現在の視点で観ると、内容はどうってことはないのですが、思春期もののハシリとしてヒットし、レギュラー出演したデビュー当時の若尾文子と南田洋子は性典女優と呼ばれたことがありました。貞操観念の強かった当時と、現在では性に対して滅茶苦茶ギャップを感じます。
『十代の性典』(1953年・大映/監督:島耕二)
過去に暴行を受けて非処女の女学生(沢村晶子)が、恋人の大学生(長谷部健)と肉体関係を持つことを拒絶し、自殺してしまうという、現在の倫理観では考えられないような物語。
若尾文子は沢村晶子とエス関係(女学生の同性愛、現在では完全に死語)にある下級生。「お姉さま、お姉さまァ~」と言って、沢村晶子に甘えるんですな。ただ、それだけ。
南田洋子は、生理の影響でフラフラと万引きしてしまう若尾文子の同級生。万引きしているところを、悪い男に目撃されて脅迫されますが、長谷部健に助けられます。
当時としては、女子高生の生態を描いた作品としてヒットし、『続・十代の性典』『続々・十代の性典』『十代の誘惑』と立て続けに製作されました。
『続・十代の性典』(1953年・大映/監督:佐伯幸三)
秋子(南田洋子)は、従兄弟の大学生・真人(根上淳)に恋心を抱く女子高生。真人も少なからず秋子のことを想っています。母親の再婚話にショックを受けた秋子は、さらに真人が家庭教師をしている秋子の同級生・夏子(若尾文子)と仲良くしているのを目撃してダブルショック。好きでもない不良学生(長谷部健)に誘われるままに肉体関係を持って妊娠。詮索好きな級友がかぎつけて大騒ぎし、耐えかねた秋子は自殺を図ります。真人が応急手当をして一命をとりとめますが流産。真人のかわらぬ愛情や、夏子のなぐさめで秋子は希望を抱くのです。
南田洋子が鏡に自分の身体を写して、妊娠の兆候を調べるシーンにはドキッとします。思春期の不安定な精神状態を好演。嵯峨三智子が二人の同級生役で出演していますが、セーラー服姿が艶めかしく、女子高生には見えませ~ん。
『続々・十代の性典』(1953年・大映/監督:小石栄一)
親が決めた結婚相手の大学生・慎吾(根上淳)が気に入らない女子高生の節子(南田洋子)が、同級生の圭子(若尾文子)たちとキャンプに出かけます。慎吾も友人の佐山(船越英二)とキャンプに出かけ、節子たちと遭遇。ひょんなことから節子は佐山と肉体関係ができてしまい……

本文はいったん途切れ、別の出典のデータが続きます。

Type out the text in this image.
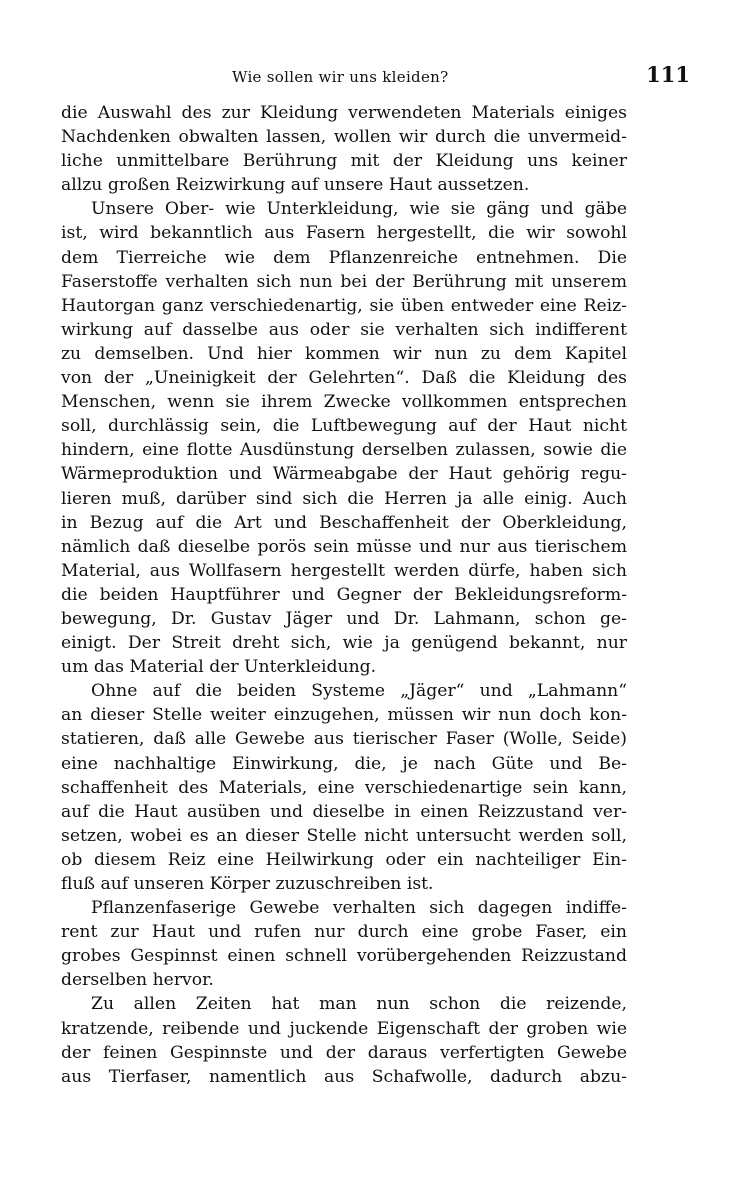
Wie sollen wir uns kleiden?	111
die Auswahl des zur Kleidung verwendeten Materials einiges
Nachdenken obwalten lassen, wollen wir durch die unvermeid-
liche unmittelbare Berührung mit der Kleidung uns keiner
allzu großen Reizwirkung auf unsere Haut aussetzen.
Unsere Ober- wie Unterkleidung, wie sie gäng und gäbe
ist, wird bekanntlich aus Fasern hergestellt, die wir sowohl
dem Tierreiche wie dem Pflanzenreiche entnehmen. Die
Faserstoffe verhalten sich nun bei der Berührung mit unserem
Hautorgan ganz verschiedenartig, sie üben entweder eine Reiz-
wirkung auf dasselbe aus oder sie verhalten sich indifferent
zu demselben. Und hier kommen wir nun zu dem Kapitel
von der „Uneinigkeit der Gelehrten“. Daß die Kleidung des
Menschen, wenn sie ihrem Zwecke vollkommen entsprechen
soll, durchlässig sein, die Luftbewegung auf der Haut nicht
hindern, eine flotte Ausdünstung derselben zulassen, sowie die
Wärmeproduktion und Wärmeabgabe der Haut gehörig regu-
lieren muß, darüber sind sich die Herren ja alle einig. Auch
in Bezug auf die Art und Beschaffenheit der Oberkleidung,
nämlich daß dieselbe porös sein müsse und nur aus tierischem
Material, aus Wollfasern hergestellt werden dürfe, haben sich
die beiden Hauptführer und Gegner der Bekleidungsreform-
bewegung, Dr. Gustav Jäger und Dr. Lahmann, schon ge-
einigt. Der Streit dreht sich, wie ja genügend bekannt, nur
um das Material der Unterkleidung.
Ohne auf die beiden Systeme „Jäger“ und „Lahmann“
an dieser Stelle weiter einzugehen, müssen wir nun doch kon-
statieren, daß alle Gewebe aus tierischer Faser (Wolle, Seide)
eine nachhaltige Einwirkung, die, je nach Güte und Be-
schaffenheit des Materials, eine verschiedenartige sein kann,
auf die Haut ausüben und dieselbe in einen Reizzustand ver-
setzen, wobei es an dieser Stelle nicht untersucht werden soll,
ob diesem Reiz eine Heilwirkung oder ein nachteiliger Ein-
fluß auf unseren Körper zuzuschreiben ist.
Pflanzenfaserige Gewebe verhalten sich dagegen indiffe-
rent zur Haut und rufen nur durch eine grobe Faser, ein
grobes Gespinnst einen schnell vorübergehenden Reizzustand
derselben hervor.
Zu allen Zeiten hat man nun schon die reizende,
kratzende, reibende und juckende Eigenschaft der groben wie
der feinen Gespinnste und der daraus verfertigten Gewebe
aus Tierfaser, namentlich aus Schafwolle, dadurch abzu-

若尾文子の水着姿が可愛いのだ。美人女優というより、アイドル系ですな。若尾文子の姉役の沢村晶子がキレイなのだ。彼女は美人女優。教師役の小林桂樹が若々しいのだ。学生たちに理解をしめします。坊主頭の高校生役の毒蝮三太夫が笑えるのだ。どう見てもオッサンです。
それにしても、娘が処女でなくなり、恥ずかしくて学校にやれないと考える親の心境は、当時は普通のこと。古い人間の私は、こんな古くさい貞操観念に同感なので~す。
『十代の誘惑』(1953年・大映/監督:久松静児)
小説家志望の女子高生・勢津子(青山京子)は、修学旅行にきた京都で夜の街を楽しもうと、無断で旅館から外出。テンプラ学生(学生服を着た偽学生。現在では完全に死語)に誘われているところへ、同級生の光子(若尾文子)と晴彦(江原達治)が現れます。二人は勢津子を探していたんですが、勢津子は二人の仲を誤解。想像豊かに光子と晴彦の関係を小説に書いたことから、二人は学校や家庭で問題化されます。内向的な光子は、生きる望みを失いかけますが……

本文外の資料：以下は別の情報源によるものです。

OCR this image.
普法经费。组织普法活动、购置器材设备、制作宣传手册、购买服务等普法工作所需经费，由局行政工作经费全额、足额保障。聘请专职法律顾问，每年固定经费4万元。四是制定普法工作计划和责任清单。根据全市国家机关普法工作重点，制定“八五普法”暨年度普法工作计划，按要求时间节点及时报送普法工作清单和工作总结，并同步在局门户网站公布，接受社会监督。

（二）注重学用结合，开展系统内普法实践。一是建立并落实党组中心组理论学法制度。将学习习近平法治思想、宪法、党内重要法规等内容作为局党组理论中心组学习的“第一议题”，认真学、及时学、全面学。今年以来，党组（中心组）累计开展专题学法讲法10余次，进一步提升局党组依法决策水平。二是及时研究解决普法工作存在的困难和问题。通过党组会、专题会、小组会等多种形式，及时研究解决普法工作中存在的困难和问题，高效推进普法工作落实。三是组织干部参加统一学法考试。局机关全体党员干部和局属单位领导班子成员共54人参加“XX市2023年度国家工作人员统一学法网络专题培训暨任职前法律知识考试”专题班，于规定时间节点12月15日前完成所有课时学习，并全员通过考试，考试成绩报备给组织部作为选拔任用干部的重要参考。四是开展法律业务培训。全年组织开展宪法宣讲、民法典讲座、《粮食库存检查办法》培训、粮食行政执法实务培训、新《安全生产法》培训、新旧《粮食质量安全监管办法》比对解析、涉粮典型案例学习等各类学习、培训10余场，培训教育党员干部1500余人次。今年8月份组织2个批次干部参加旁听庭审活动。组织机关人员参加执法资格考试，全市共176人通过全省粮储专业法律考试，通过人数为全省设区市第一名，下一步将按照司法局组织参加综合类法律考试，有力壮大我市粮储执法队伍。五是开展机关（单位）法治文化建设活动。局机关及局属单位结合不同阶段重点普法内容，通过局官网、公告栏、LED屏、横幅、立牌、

古い学校の体質に反対し、学生に理解のある教師が菅原謙二と山本富士子。南田洋子も出演していますが、不治の病で入院している若尾文子の同級生役。セーラー服姿はありません。これまでの“性典”シリーズが処女性をテーマにしていたのに対し、この作品は“青い山脈”になっています。明るい内容になり、性に対する悲劇性はありませ~ん。